2011年1月26日 星期三

OLD MASTER IN DENIM

A street urchin, wearing an oversized brown hat and grasping a hunk of bread, looks out at the viewer like he's about to cry. The boy wears a tattered blue jacket that seems to be made of denim.

In another picture, a beggar woman stands with a crutch and a bowl, flanked by two children. She wears a long, torn denim skirt that might not be out of place on a hippie from the 1960s.

A third painting shows a woman mending. She too wears a torn garment, apparently an apron, that is made not only from denim, but the light-blue faded kind.

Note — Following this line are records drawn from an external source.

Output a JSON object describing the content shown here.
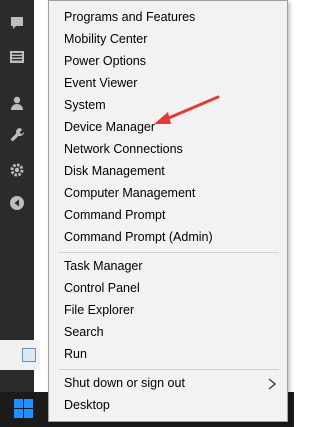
{
  "menu": {
    "group1": [
      "Programs and Features",
      "Mobility Center",
      "Power Options",
      "Event Viewer",
      "System",
      "Device Manager",
      "Network Connections",
      "Disk Management",
      "Computer Management",
      "Command Prompt",
      "Command Prompt (Admin)"
    ],
    "group2": [
      "Task Manager",
      "Control Panel",
      "File Explorer",
      "Search",
      "Run"
    ],
    "group3": [
      "Shut down or sign out",
      "Desktop"
    ]
  },
  "sidebar_icons": [
    "chat-icon",
    "list-icon",
    "user-icon",
    "wrench-icon",
    "gear-icon",
    "back-icon"
  ],
  "colors": {
    "sidebar": "#2b2b2b",
    "menu_bg": "#f2f2f2",
    "annotation_arrow": "#e53935",
    "start_logo": "#1e90ff"
  }
}
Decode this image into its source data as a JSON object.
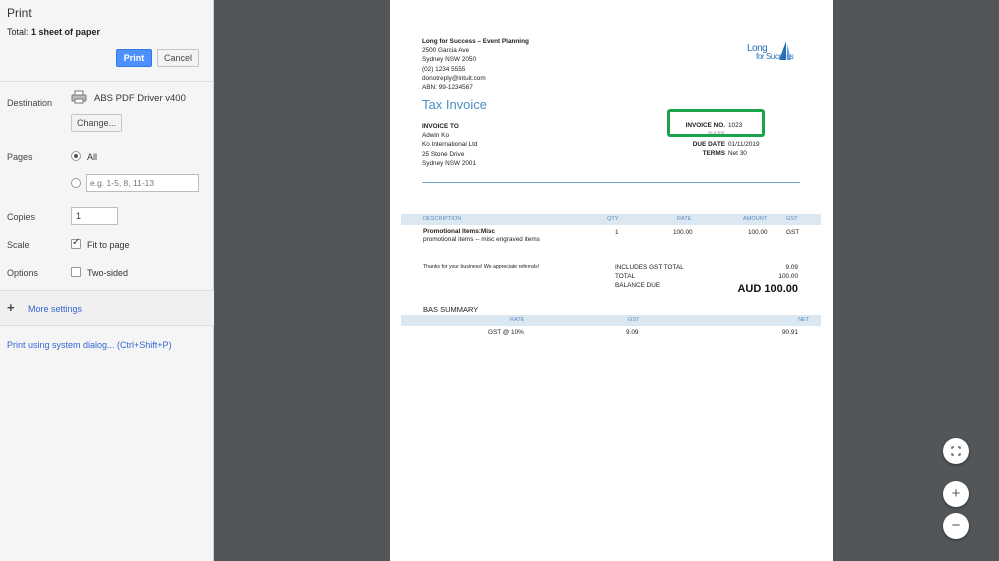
{
  "sidebar": {
    "title": "Print",
    "total_prefix": "Total: ",
    "total_value": "1 sheet of paper",
    "print_label": "Print",
    "cancel_label": "Cancel",
    "destination": {
      "label": "Destination",
      "printer_name": "ABS PDF Driver v400",
      "change_label": "Change..."
    },
    "pages": {
      "label": "Pages",
      "all_label": "All",
      "range_placeholder": "e.g. 1-5, 8, 11-13"
    },
    "copies": {
      "label": "Copies",
      "value": "1"
    },
    "scale": {
      "label": "Scale",
      "fit_label": "Fit to page"
    },
    "options": {
      "label": "Options",
      "two_sided_label": "Two-sided"
    },
    "more_settings_label": "More settings",
    "system_dialog_label": "Print using system dialog... (Ctrl+Shift+P)"
  },
  "invoice": {
    "business": {
      "name": "Long for Success – Event Planning",
      "address1": "2500 Garcia Ave",
      "address2": "Sydney NSW  2050",
      "phone": "(02) 1234 5555",
      "email": "donotreply@intuit.com",
      "abn": "ABN: 99-1234567"
    },
    "logo_line1": "Long",
    "logo_line2": "for Success",
    "title": "Tax Invoice",
    "invoice_to": {
      "label": "INVOICE TO",
      "name": "Adwin Ko",
      "company": "Ko International Ltd",
      "street": "25 Stone Drive",
      "city": "Sydney NSW  2001"
    },
    "meta": {
      "invoice_no_label": "INVOICE NO.",
      "invoice_no": "1023",
      "date_label": "DATE",
      "due_date_label": "DUE DATE",
      "due_date": "01/11/2019",
      "terms_label": "TERMS",
      "terms": "Net 30"
    },
    "columns": {
      "description": "DESCRIPTION",
      "qty": "QTY",
      "rate": "RATE",
      "amount": "AMOUNT",
      "gst": "GST"
    },
    "line_item": {
      "name": "Promotional Items:Misc",
      "description": "promotional items -- misc engraved items",
      "qty": "1",
      "rate": "100.00",
      "amount": "100.00",
      "gst": "GST"
    },
    "thank_you": "Thanks for your business!  We appreciate referrals!",
    "totals": {
      "gst_total_label": "INCLUDES GST TOTAL",
      "gst_total": "9.09",
      "total_label": "TOTAL",
      "total": "100.00",
      "balance_due_label": "BALANCE DUE",
      "balance_due": "AUD 100.00"
    },
    "bas": {
      "title": "BAS SUMMARY",
      "col_rate": "RATE",
      "col_gst": "GST",
      "col_net": "NET",
      "row_rate": "GST @ 10%",
      "row_gst": "9.09",
      "row_net": "90.91"
    }
  },
  "zoom": {
    "fit_icon": "fit-to-page-icon",
    "zoom_in_icon": "zoom-in-icon",
    "zoom_out_icon": "zoom-out-icon"
  },
  "colors": {
    "print_button": "#4d90fe",
    "link": "#3367d6",
    "highlight_box": "#1aa34a",
    "invoice_accent": "#4a8fc2"
  }
}
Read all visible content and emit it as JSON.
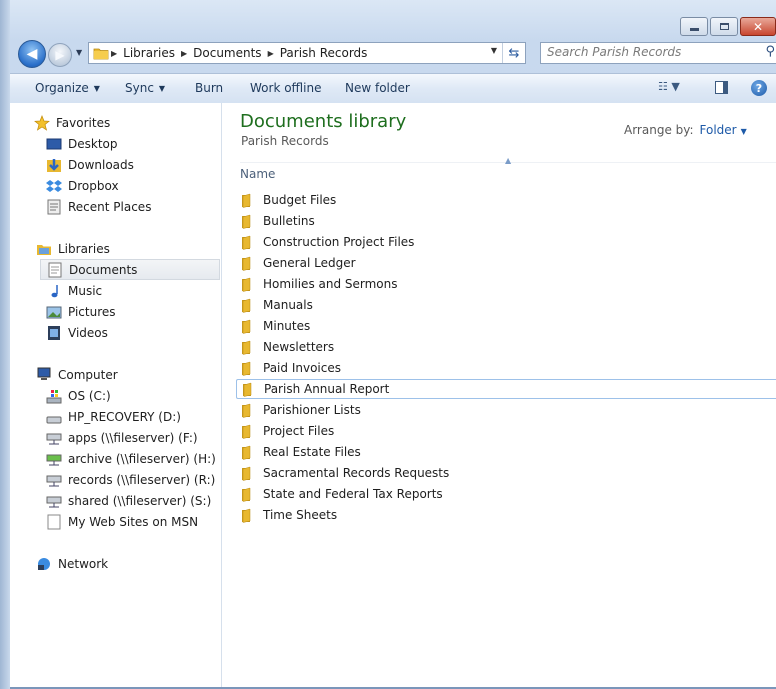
{
  "window": {
    "caption_buttons": [
      "minimize",
      "maximize",
      "close"
    ],
    "close_color": "#c8462f"
  },
  "nav": {
    "back_icon": "back-arrow-icon",
    "forward_icon": "forward-arrow-icon",
    "breadcrumb": [
      "Libraries",
      "Documents",
      "Parish Records"
    ],
    "search_placeholder": "Search Parish Records"
  },
  "command_bar": {
    "organize": "Organize",
    "sync": "Sync",
    "burn": "Burn",
    "work_offline": "Work offline",
    "new_folder": "New folder"
  },
  "sidebar": {
    "favorites": {
      "label": "Favorites",
      "items": [
        "Desktop",
        "Downloads",
        "Dropbox",
        "Recent Places"
      ]
    },
    "libraries": {
      "label": "Libraries",
      "items": [
        "Documents",
        "Music",
        "Pictures",
        "Videos"
      ],
      "selected": "Documents"
    },
    "computer": {
      "label": "Computer",
      "items": [
        "OS (C:)",
        "HP_RECOVERY (D:)",
        "apps (\\\\fileserver) (F:)",
        "archive (\\\\fileserver) (H:)",
        "records (\\\\fileserver) (R:)",
        "shared (\\\\fileserver) (S:)",
        "My Web Sites on MSN"
      ]
    },
    "network": {
      "label": "Network"
    }
  },
  "content": {
    "title": "Documents library",
    "subtitle": "Parish Records",
    "arrange_label": "Arrange by:",
    "arrange_value": "Folder",
    "column_name": "Name",
    "folders": [
      "Budget Files",
      "Bulletins",
      "Construction Project Files",
      "General Ledger",
      "Homilies and Sermons",
      "Manuals",
      "Minutes",
      "Newsletters",
      "Paid Invoices",
      "Parish Annual Report",
      "Parishioner Lists",
      "Project Files",
      "Real Estate Files",
      "Sacramental Records Requests",
      "State and Federal Tax Reports",
      "Time Sheets"
    ],
    "highlighted_folder": "Parish Annual Report",
    "title_color": "#1e6e1e",
    "folder_color": "#e8b830"
  }
}
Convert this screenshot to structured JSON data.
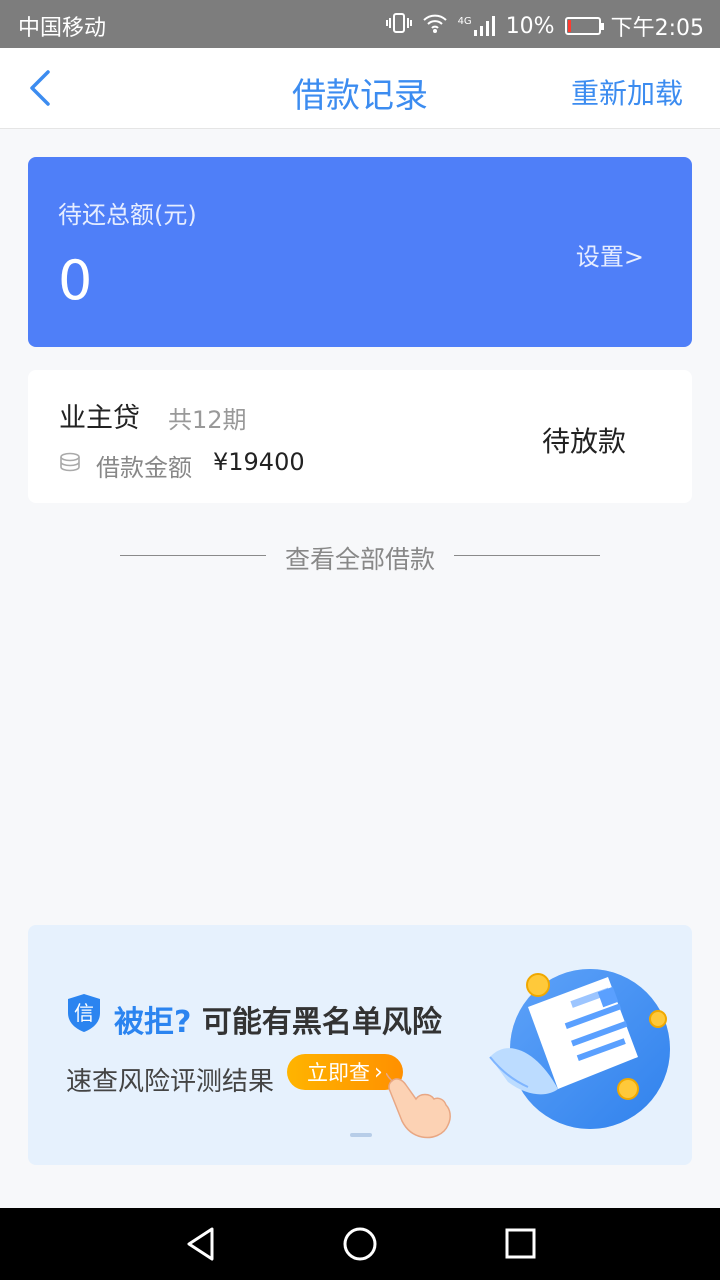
{
  "status_bar": {
    "carrier": "中国移动",
    "network": "4G",
    "battery": "10%",
    "battery_level": 0.1,
    "time": "下午2:05"
  },
  "nav": {
    "title": "借款记录",
    "reload": "重新加载"
  },
  "summary": {
    "label": "待还总额(元)",
    "amount": "0",
    "settings": "设置>"
  },
  "loan": {
    "name": "业主贷",
    "periods": "共12期",
    "amount_label": "借款金额",
    "amount_value": "¥19400",
    "status": "待放款"
  },
  "view_all": "查看全部借款",
  "banner": {
    "shield_char": "信",
    "headline_accent": "被拒?",
    "headline_rest": "可能有黑名单风险",
    "subtitle": "速查风险评测结果",
    "cta": "立即查"
  },
  "colors": {
    "accent": "#3c8cf0",
    "summary_bg": "#4f7ff8",
    "cta": "#ffa200"
  }
}
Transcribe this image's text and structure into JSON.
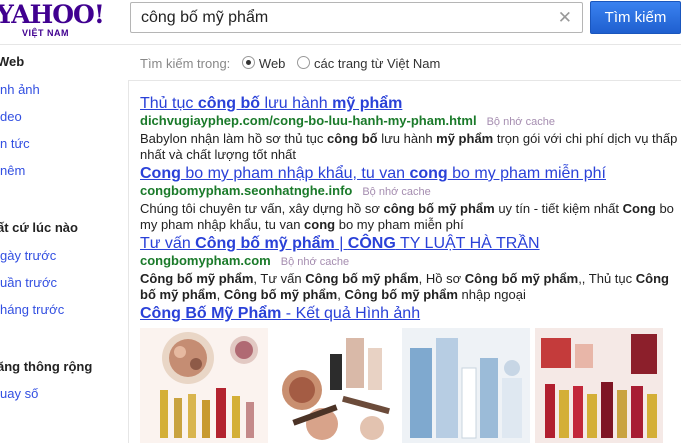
{
  "logo": {
    "word": "YAHOO!",
    "sub": "VIỆT NAM"
  },
  "search": {
    "value": "công bố mỹ phẩm",
    "button": "Tìm kiếm"
  },
  "sidebar": {
    "web_label": "Web",
    "items": [
      "nh ảnh",
      "deo",
      "n tức",
      "nêm"
    ],
    "time_label": "ất cứ lúc nào",
    "time_items": [
      "gày trước",
      "uần trước",
      "háng trước"
    ],
    "ext_label": "ăng thông rộng",
    "ext_items": [
      "uay số"
    ]
  },
  "filters": {
    "label": "Tìm kiếm trong:",
    "web": "Web",
    "vn": "các trang từ Việt Nam"
  },
  "results": [
    {
      "title": [
        "Thủ tục ",
        "công bố",
        " lưu hành ",
        "mỹ phẩm",
        ""
      ],
      "url": "dichvugiayphep.com/cong-bo-luu-hanh-my-pham.html",
      "cache": "Bộ nhớ cache",
      "snippet": [
        "Babylon nhận làm hồ sơ thủ tục ",
        "công bố",
        " lưu hành ",
        "mỹ phẩm",
        " trọn gói với chi phí dịch vụ thấp nhất và chất lượng tốt nhất"
      ]
    },
    {
      "title": [
        "",
        "Cong",
        " bo my pham nhập khẩu, tu van ",
        "cong",
        " bo my pham miễn phí"
      ],
      "url": "congbomypham.seonhatnghe.info",
      "cache": "Bộ nhớ cache",
      "snippet": [
        "Chúng tôi chuyên tư vấn, xây dựng hồ sơ ",
        "công bố",
        " ",
        "mỹ phẩm",
        " uy tín - tiết kiệm nhất ",
        "Cong",
        " bo my pham nhập khẩu, tu van ",
        "cong",
        " bo my pham miễn phí"
      ]
    },
    {
      "title": [
        "Tư vấn ",
        "Công bố",
        " ",
        "mỹ phẩm",
        " | ",
        "CÔNG",
        " TY LUẬT HÀ TRẦN"
      ],
      "url": "congbomypham.com",
      "cache": "Bộ nhớ cache",
      "snippet": [
        "",
        "Công bố",
        " ",
        "mỹ phẩm",
        ", Tư vấn ",
        "Công bố",
        " ",
        "mỹ phẩm",
        ", Hồ sơ ",
        "Công bố",
        " ",
        "mỹ phẩm",
        ",, Thủ tục ",
        "Công bố",
        " ",
        "mỹ phẩm",
        ", ",
        "Công bố",
        " ",
        "mỹ phẩm",
        ", ",
        "Công bố",
        " ",
        "mỹ phẩm",
        " nhập ngoại"
      ]
    }
  ],
  "images": {
    "title_bold": "Công Bố Mỹ Phẩm",
    "title_rest": " - Kết quả Hình ảnh"
  }
}
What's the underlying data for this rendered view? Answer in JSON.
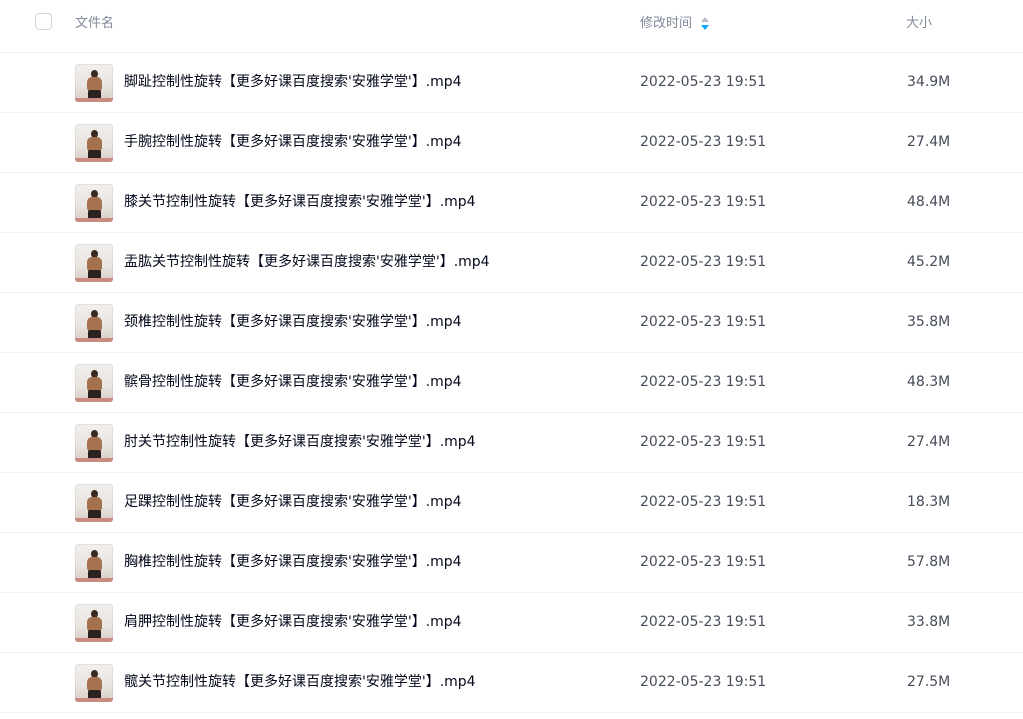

These and other paintings, ten works in all, are now attributed to the mysterious Master of the Blue Jeans, a newly discovered painter who is thought to have been active in 17th-century Italy. Formerly given to other artists, including Michael Sweerts,it was the musical equivalent of a midlife crisis, like when your dad thinks he's “hip” by wearing ed hardy jeans. Diego Velásquez and Georges de Latour, the group of works were gathered together and reattributed by Gerlinde Gruber,For some time, women have bid farewell to the days when women handbags were just used for 'functional reasons'. curator at the Kunsthistorisches Museum in Vienna. The pictures were first shown at Galerie Canesso in Paris, and are now on view at Didier Aaron, Inc., in Manhattan.

But blue denim -- is that not a particularly modern U.S. invention, by Levi Strauss perhaps, out in California during the Gold Rush? According to Gruber, the blue cloth with a white-thread weave that we know as denim is actually a Genoese fabric -- thus the name "genes," or "jeans" -- that has a long history in Europe, stretching back to blue serge used in the 1300s.

All the works in the show -- seven of the ten -- are for sale, with prices ranging from $200,000 to $1,200,Sarah emerged from Juicy couture wholesale with three bags full of clothes.000. At this writing, two of the seven have already been sold and two more are on reserve.

Little may be known about the artist, but one thing is certain: the works look terrific together.

Like Caravaggesque genre scenes, the oils depict poor people, and all of the paintings include at least one child. The artist's tenebrist palette ranges from black and white and browns to gold, reds and oranges for flesh tones, and snatches of blue, green,One of those shoes is without a doubt the Nike air max tn and we are going to be looking at the latest colorway today. and orange-red, mostly in the clothing. The backgrounds are deep brown.

Great attention paid to clothing and pieces of cloth, which are often tattered, pressed, wrinkled, stitched in broad strokes, soiled, rolled or pleated. And every painting has crockery or food in it, even The Barber Shop, which includes a child holding a majolica shaving bowl.

Anatomy and perspective is not always so masterful, though details are lovingly painted. As viewers, we know exactly what The Frugal Meal consists of, from the tiny birds in a bowl to the bread, rice soup, and an empanada, possibly filled with beets, held by the old woman.

Another theme that runs through the works is that of sight. The title figure in Woman Spinning appears blind in one eye, which is closed, while in A Frugal Meal with Two Children one child feeds another with closed eyes, who tilts her head back as if she may be sightless as well. In The Barber's Shop, the barber wears glasses.

The "Master of the Blue Jeans" has links to Dutch (and even some French and Spanish) painters in subject matter, and to Caravaggio and his followers in his interest in the dramatic play of lights and darks. The works seem to have turned up originally in Lombardy, but it's anybody's guess who the "Master of the Blue Jeans" really is and where he or she is from. What's yours?

"The Master of the Blue Jeans," Jan. 20-Feb. 18, 2011, at Didier Aaron, Inc., New York,There's a reason Manolo blahnik shoes are considered the crème de al crème of all shoes, everywhere. 32 East 67th Street, New York, N.Y. 10021.